Bikram is otherwise known as hot yoga. The classes are held in a room that's heated to 40C (100-105F). If it's not hot, it's not Bikram. The theory is that the heat allows students to stretch more deeply, that it helps prevent injury, and that it helps with stress and tension release. Hum. Right. The very best yoga teacher I ever had said a couple of things that I find I now agree with completely. What the heat is more likely to do is allow a person to overextend themselves. If you force your body to do something before it is really ready, you achieve nothing. Also, in a good yoga practice, your body generates its own internal heat. External heat is unnecessary.
A Bikram yoga session consists of two breathing exercises and twenty-six asanas. It's the same two and twenty-six in the same order every time. No allowance is made for varying things based on your needs at the moment.

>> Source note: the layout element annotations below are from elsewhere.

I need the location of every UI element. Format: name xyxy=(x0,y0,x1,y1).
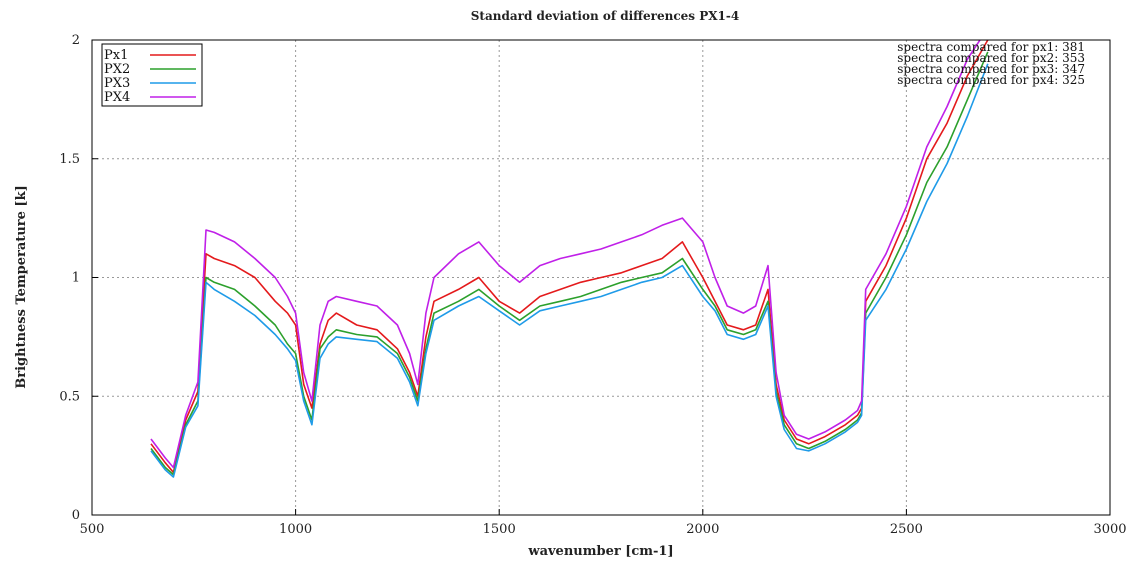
plot-area xyxy=(150,40,989,478)
series-line-px3 xyxy=(150,63,989,478)
x-tick-label: 1500 xyxy=(483,522,516,537)
x-tick-label: 1000 xyxy=(279,522,312,537)
annotation-text: spectra compared for px4: 325 xyxy=(897,73,1085,87)
plot-frame xyxy=(91,39,1111,516)
series-line-px4 xyxy=(150,40,981,469)
y-tick-label: 2 xyxy=(72,33,80,48)
chart-title: Standard deviation of differences PX1-4 xyxy=(471,9,739,23)
y-tick-label: 0 xyxy=(72,508,80,523)
grid xyxy=(92,40,1110,515)
y-tick-label: 1.5 xyxy=(59,152,80,167)
y-tick-label: 1 xyxy=(72,271,80,286)
x-tick-label: 2500 xyxy=(890,522,923,537)
legend-label: PX4 xyxy=(104,90,130,105)
x-tick-label: 500 xyxy=(80,522,105,537)
annotation-text: spectra compared for px2: 353 xyxy=(897,51,1085,65)
y-axis-label: Brightness Temperature [k] xyxy=(14,185,29,388)
series-line-px1 xyxy=(150,40,989,474)
x-tick-label: 2000 xyxy=(686,522,719,537)
legend-label: PX2 xyxy=(104,62,130,77)
annotation-text: spectra compared for px1: 381 xyxy=(897,40,1085,54)
y-tick-label: 0.5 xyxy=(59,389,80,404)
x-tick-label: 3000 xyxy=(1093,522,1126,537)
series-line-px2 xyxy=(150,51,989,476)
legend-label: PX3 xyxy=(104,76,130,91)
axis-ticks: 500 1000 1500 2000 2500 3000 0 0.5 1 1.5 2 xyxy=(59,33,1126,537)
legend-label: Px1 xyxy=(104,48,128,63)
x-axis-label: wavenumber [cm-1] xyxy=(527,544,673,559)
annotation-text: spectra compared for px3: 347 xyxy=(897,62,1085,76)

There are days when I feel like all I want to do is spinal twists. Other days I need some extra energy and a set of sun salutations is just right. If I had to do the exact same asanas day in and day out, I would not be doing yoga.
Other aspects of the class turned me off, but I don't know if they're Bikram specific or just bad luck with that studio. The instructor talked constantly. It was like listening to an auctioneer turned drill sergeant. She talked about meditation, but there was definitely no meditative feel to the class. It was more like a yoga-robics class. She also spoke of how anyone who came in and did a Bikram class six days a week for a month would change their lives for the better. Maybe so. But I would be willing to bet that you could say that of pretty nearly any sort of exercise. Commit and DO it every day for a month and, unless you've chosen competitive shuffleboard or something, you'll see changes for the better. This would be particularly the case if you choose some sort of mind-body exercise--yoga, martial arts, qi gong....
At the end of a good yoga session, your body should feel USED. It should feel as though every single muscle in your body has been stretched and worked. Your joints should feel loose and warm. You should sleep well. After yesterday's session, I had a bad headache, lots of lovely nausea (to the extent that I could neither eat nor drink for quite some while) and I haven't slept so poorly in a very long time.
I guess I'll get back to my search for a good yoga teacher here in the 'Couv. I want someone who teaches Vinyasa yoga, who is calm and centered in themselves and in their teaching, who doesn't over-instruct or put me to sleep. There must be one somewhere in town.